До самой Леспези, в течение получаса, он расписывал, не умолкая, заслуги этих славных крестьян, которые не поддались волне ярости и насилий, захлестнувшей весь край, не утратили душевной твердости и сохранили порядок. Главный прокурор Греческу, основываясь на своем обширном опыте в уголовных делах, заметил, что было бы целесообразно немедленно провести во всех усмиренных селах ускоренное следствие, выявить главных зачинщиков и арестовать их, чтобы вернее предотвратить новую вспышку беспорядков.

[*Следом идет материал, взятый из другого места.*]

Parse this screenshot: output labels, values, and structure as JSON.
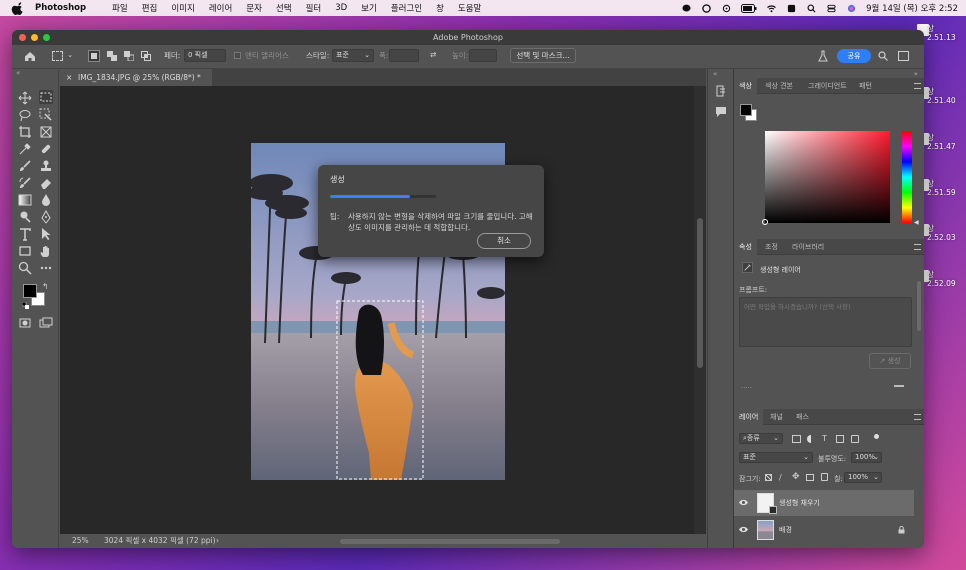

— Конечно, с процедурной точки зрения вы вполне правы! — согласился префект. — Но, сударь мой, мы должны учитывать и политический фактор. Беспорядки слишком распространились, и люди предельно возбуждены. Наша первая цель — умиротворение возбужденных умов. Крестьяне должны успокоиться, не опасаясь репрессий, которые только сильнее озлобили бы их, а это еще больше осложнило бы положение. Виновные, несомненно, будут примерно наказаны, но лишь после того, как мы добьемся повсеместной разрядки. Затем уж настанет очередь правосудия, которое беспощадно покарает виновных, дабы избежать в будущем повторения подобного рода общественных бедствий.
На околице Леспези майор Тэнэсеску отрапортовал, кипя от возмущения:
— Господин префект, тут разбойничье гнездо! Здесь были совершены убийства!.. Мы должны…

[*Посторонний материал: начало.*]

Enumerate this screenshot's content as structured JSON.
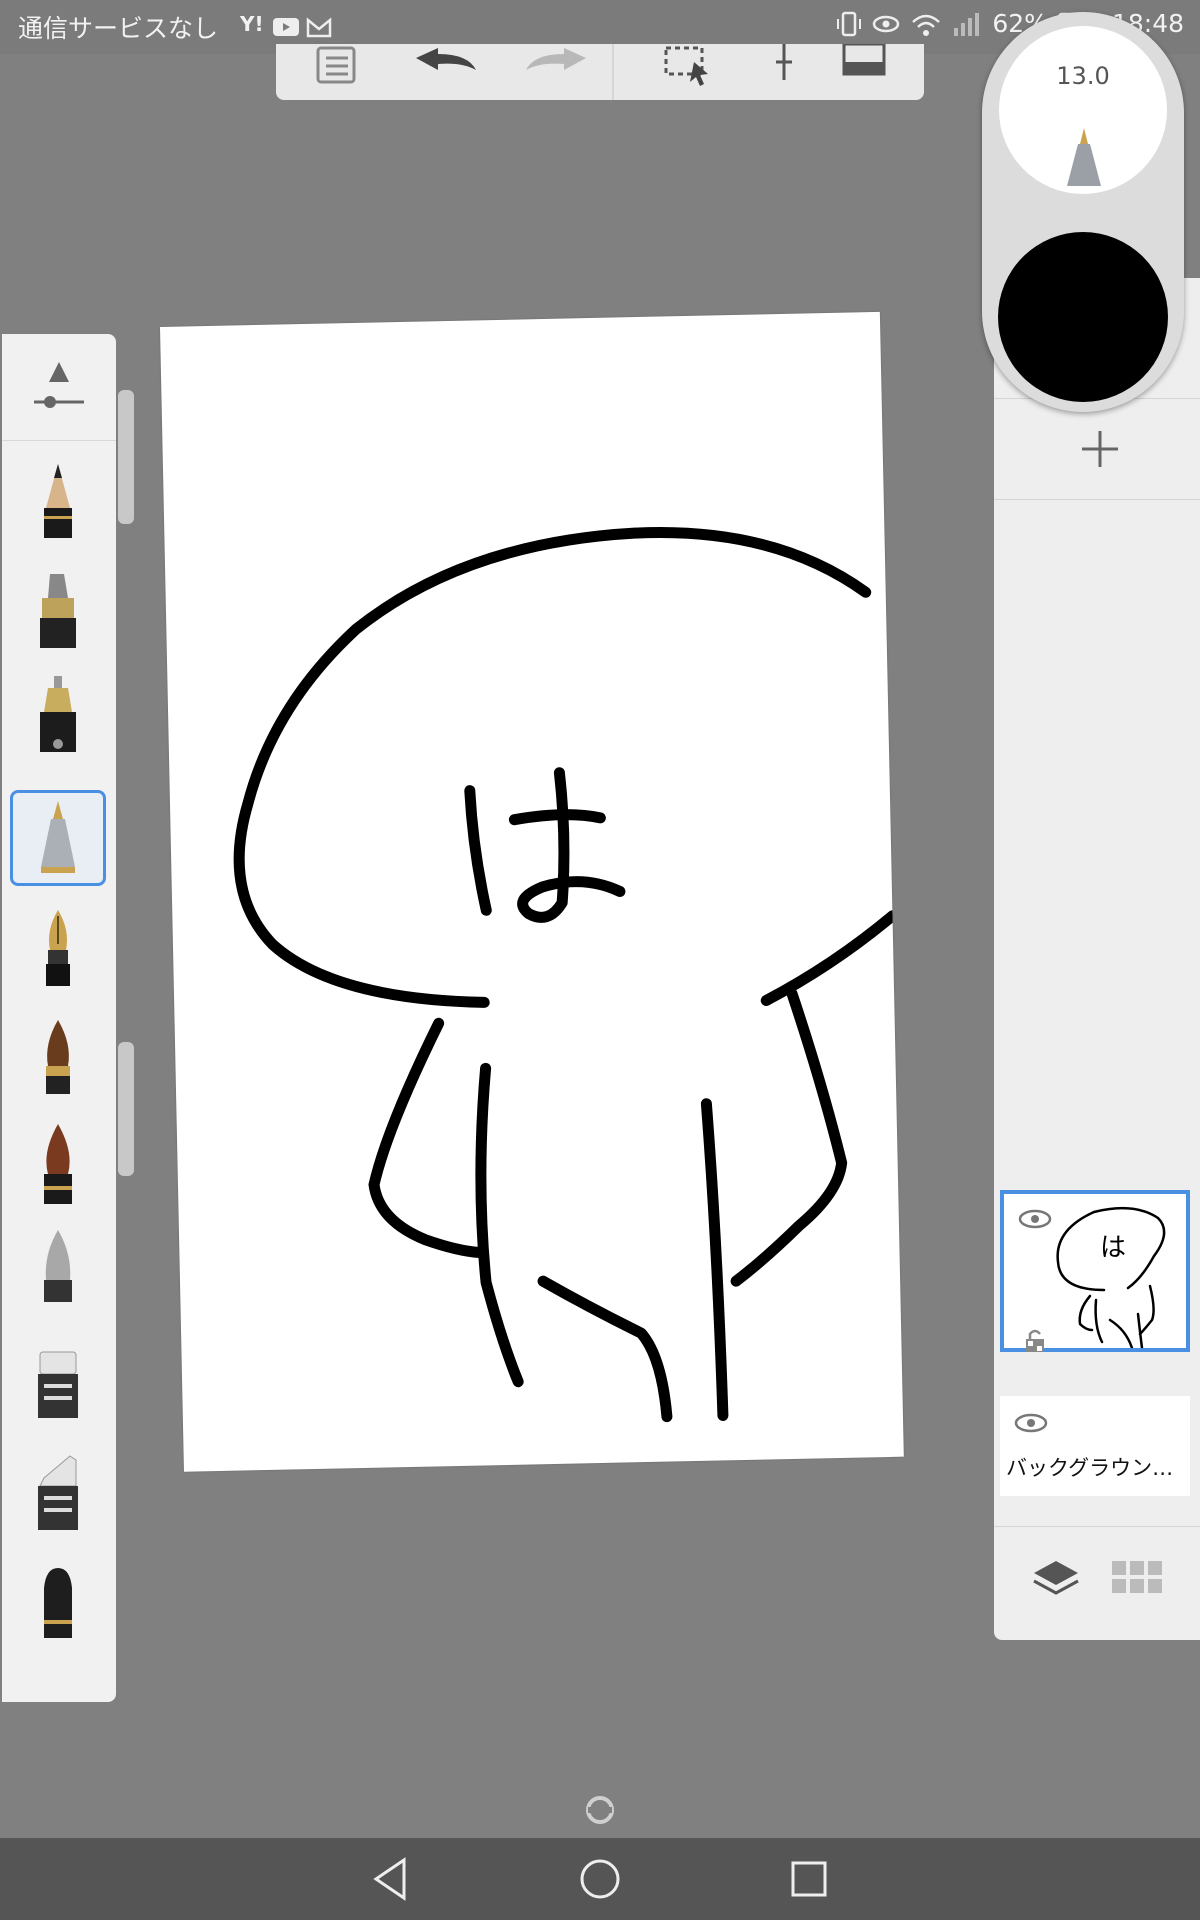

— Спокойнее, спокойнее, господин майор! — испуганно воскликнул Балоляну. — Наша миссия и так слишком болезненна, и потому мы обязаны сохранять хладнокровие.
Ворча и ругаясь сквозь стиснутые зубы, майор провел Балоляну прямо в церковь. Молоденький безбородый священник в полном облачении поджидал их у дверей с подобострастным и смертельно напуганным лицом, так как чуть раньше майор Тэнэсеску грубо обругал его и пригрозил расстрелять.
— Господин префект, мы были совершенно беспомощны и не смогли помешать… — смиренно пробормотал священник, низко кланяясь.
— Пропусти, разбойник, — прошипел майор, отталкивая его локтем от двери.
Рядом с алтарем, на импровизированном катафалке, лежало тело Надины, прикрытое саваном. Майор приподнял уголок савана, открыв посиневшее, сморщившееся лицо. Балоляну отвел взгляд и, заикаясь, пролепетал:
— Ох, звери… звери!.. Несчастная женщина!
Он поспешно вышел из церкви. Ему казалось, что резкий удушающий запах, застрявший в ноздрях, вывернет наизнанку желудок. Он несколько раз глубоко вдохнул свежий воздух, невнятно бормоча какие-то негодующие слова, и тут заметил молодого священника, оцепеневшего у входа в церковь.